Newly-discovered malware infecting Macs masquerades as Adobe Flash installer

February 22, 2020
malware masquerades adobe flash antimalware injection hijacking

A malware check has done by the security house of AiroAV when a newly-discovered malware interferes with internet traffic on infested Apple Macs and maliciously inserts Bing results into victim’s Google search results. This malware configures compromised macOS computers to modify Google search results through a local proxy server.

This kind of malware is not common in contrast with other malwares that usually injects ads and other junks into websites and relies heavily on installing browser or operating system extensions, or injects AppleScript to execute this kind of illegal activity. This kind of malware tries to work around security defenses introduced in macOS Mojave and facilitates new method for hijacking browsers by installing a MITM proxy.

The behavior of this new malware is quite sneaky. It masquerades itself as a legitimate installer for an Adobe Flash plugin. The user will get this malware through an email or a drive-by download and tricks them into running this illegitimate installer. After the user runs this installer, they will be asked to provide their macOS account username and password. This will be used by this illegitimate installer to have sufficient access to format the system and install a local web proxy so that all web browser requests go through it.
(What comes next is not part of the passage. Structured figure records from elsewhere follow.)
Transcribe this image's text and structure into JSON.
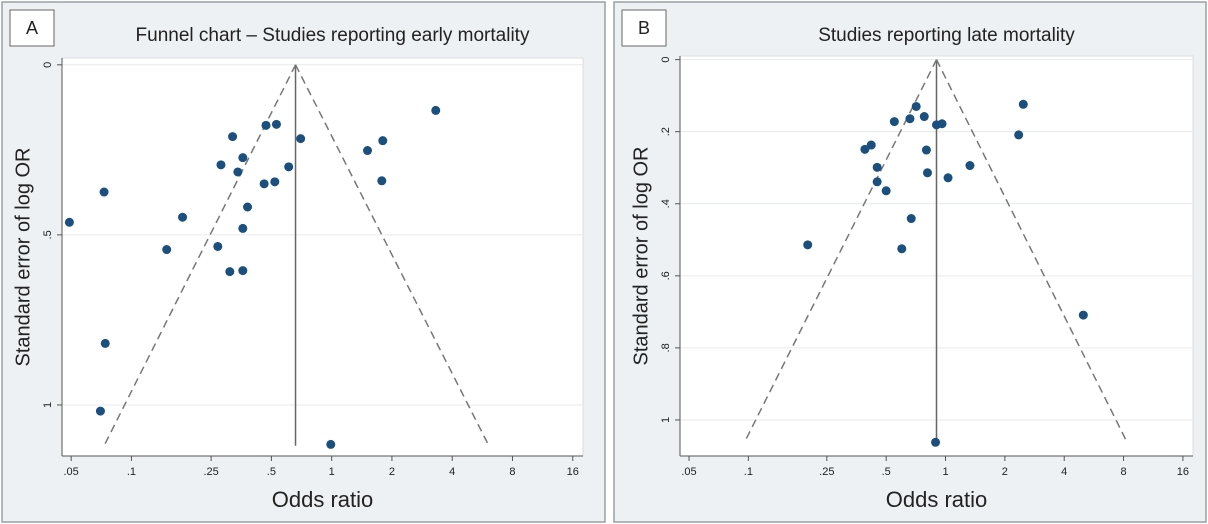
{
  "chart_data": [
    {
      "type": "scatter",
      "panel_label": "A",
      "title": "Funnel chart – Studies reporting early mortality",
      "x_label": "Odds ratio",
      "y_label": "Standard error of log OR",
      "x_log": true,
      "y_reversed": true,
      "grid": true,
      "color": "#1b4f7e",
      "xlim": [
        0.045,
        18
      ],
      "ylim": [
        -0.02,
        1.15
      ],
      "xticks": [
        {
          "value": 0.05,
          "label": ".05"
        },
        {
          "value": 0.1,
          "label": ".1"
        },
        {
          "value": 0.25,
          "label": ".25"
        },
        {
          "value": 0.5,
          "label": ".5"
        },
        1,
        2,
        4,
        8,
        16
      ],
      "yticks": [
        0,
        {
          "value": 0.5,
          "label": ".5"
        },
        1
      ],
      "reference_lines": [
        {
          "style": "solid",
          "x": [
            0.66,
            0.66
          ],
          "y": [
            0,
            1.12
          ]
        },
        {
          "style": "dashed",
          "x": [
            0.66,
            0.073
          ],
          "y": [
            0,
            1.12
          ]
        },
        {
          "style": "dashed",
          "x": [
            0.66,
            6.1
          ],
          "y": [
            0,
            1.12
          ]
        }
      ],
      "x": [
        3.31,
        1.8,
        1.51,
        1.78,
        0.7,
        0.53,
        0.47,
        0.32,
        0.61,
        0.36,
        0.28,
        0.34,
        0.46,
        0.52,
        0.38,
        0.18,
        0.073,
        0.049,
        0.36,
        0.27,
        0.15,
        0.31,
        0.36,
        0.074,
        0.07,
        0.99
      ],
      "y": [
        0.134,
        0.223,
        0.252,
        0.341,
        0.217,
        0.175,
        0.178,
        0.211,
        0.3,
        0.273,
        0.294,
        0.315,
        0.35,
        0.344,
        0.418,
        0.448,
        0.374,
        0.463,
        0.481,
        0.534,
        0.543,
        0.608,
        0.605,
        0.819,
        1.018,
        1.116
      ]
    },
    {
      "type": "scatter",
      "panel_label": "B",
      "title": "Studies reporting late mortality",
      "x_label": "Odds ratio",
      "y_label": "Standard error of log OR",
      "x_log": true,
      "y_reversed": true,
      "grid": true,
      "color": "#1b4f7e",
      "xlim": [
        0.045,
        18
      ],
      "ylim": [
        -0.01,
        1.1
      ],
      "xticks": [
        {
          "value": 0.05,
          "label": ".05"
        },
        {
          "value": 0.1,
          "label": ".1"
        },
        {
          "value": 0.25,
          "label": ".25"
        },
        {
          "value": 0.5,
          "label": ".5"
        },
        1,
        2,
        4,
        8,
        16
      ],
      "yticks": [
        0,
        {
          "value": 0.2,
          "label": ".2"
        },
        {
          "value": 0.4,
          "label": ".4"
        },
        {
          "value": 0.6,
          "label": ".6"
        },
        {
          "value": 0.8,
          "label": ".8"
        },
        1
      ],
      "reference_lines": [
        {
          "style": "solid",
          "x": [
            0.9,
            0.9
          ],
          "y": [
            0,
            1.06
          ]
        },
        {
          "style": "dashed",
          "x": [
            0.9,
            0.096
          ],
          "y": [
            0,
            1.06
          ]
        },
        {
          "style": "dashed",
          "x": [
            0.9,
            8.3
          ],
          "y": [
            0,
            1.06
          ]
        }
      ],
      "x": [
        2.48,
        2.35,
        0.71,
        0.78,
        0.66,
        0.55,
        0.9,
        0.96,
        0.39,
        0.42,
        0.8,
        0.45,
        0.81,
        1.33,
        1.03,
        0.45,
        0.5,
        0.67,
        0.6,
        0.2,
        5.0,
        0.89
      ],
      "y": [
        0.124,
        0.209,
        0.13,
        0.158,
        0.164,
        0.172,
        0.181,
        0.178,
        0.249,
        0.237,
        0.251,
        0.299,
        0.314,
        0.294,
        0.328,
        0.339,
        0.364,
        0.441,
        0.525,
        0.514,
        0.709,
        1.062
      ]
    }
  ]
}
That proxy can freely flow in and out, to and from the public internet as this proxy can interfere with unencrypted data.

 

When the infected Mac is used to run a google search, the request will be forwarded to the local proxy and the HTML iframe containing fetched Bing results for the same query will be injected into the Google results page.

 

The spokesperson of the AiroAV Labs said that the attackers make money out of ads they are managed to serve via this process. This aggressive search takeover and injection method seem to be a response to recent changes in macOS Mojave which had deprecated traditional methods such as extension installation and browser setting takeovers. By using MITM, the attackers can inspect all user’s traffic, including encrypted content, manipulate it and return handled responses back to the user.

As of now, the security house of AiroAV is currently taking actions for the malware removal.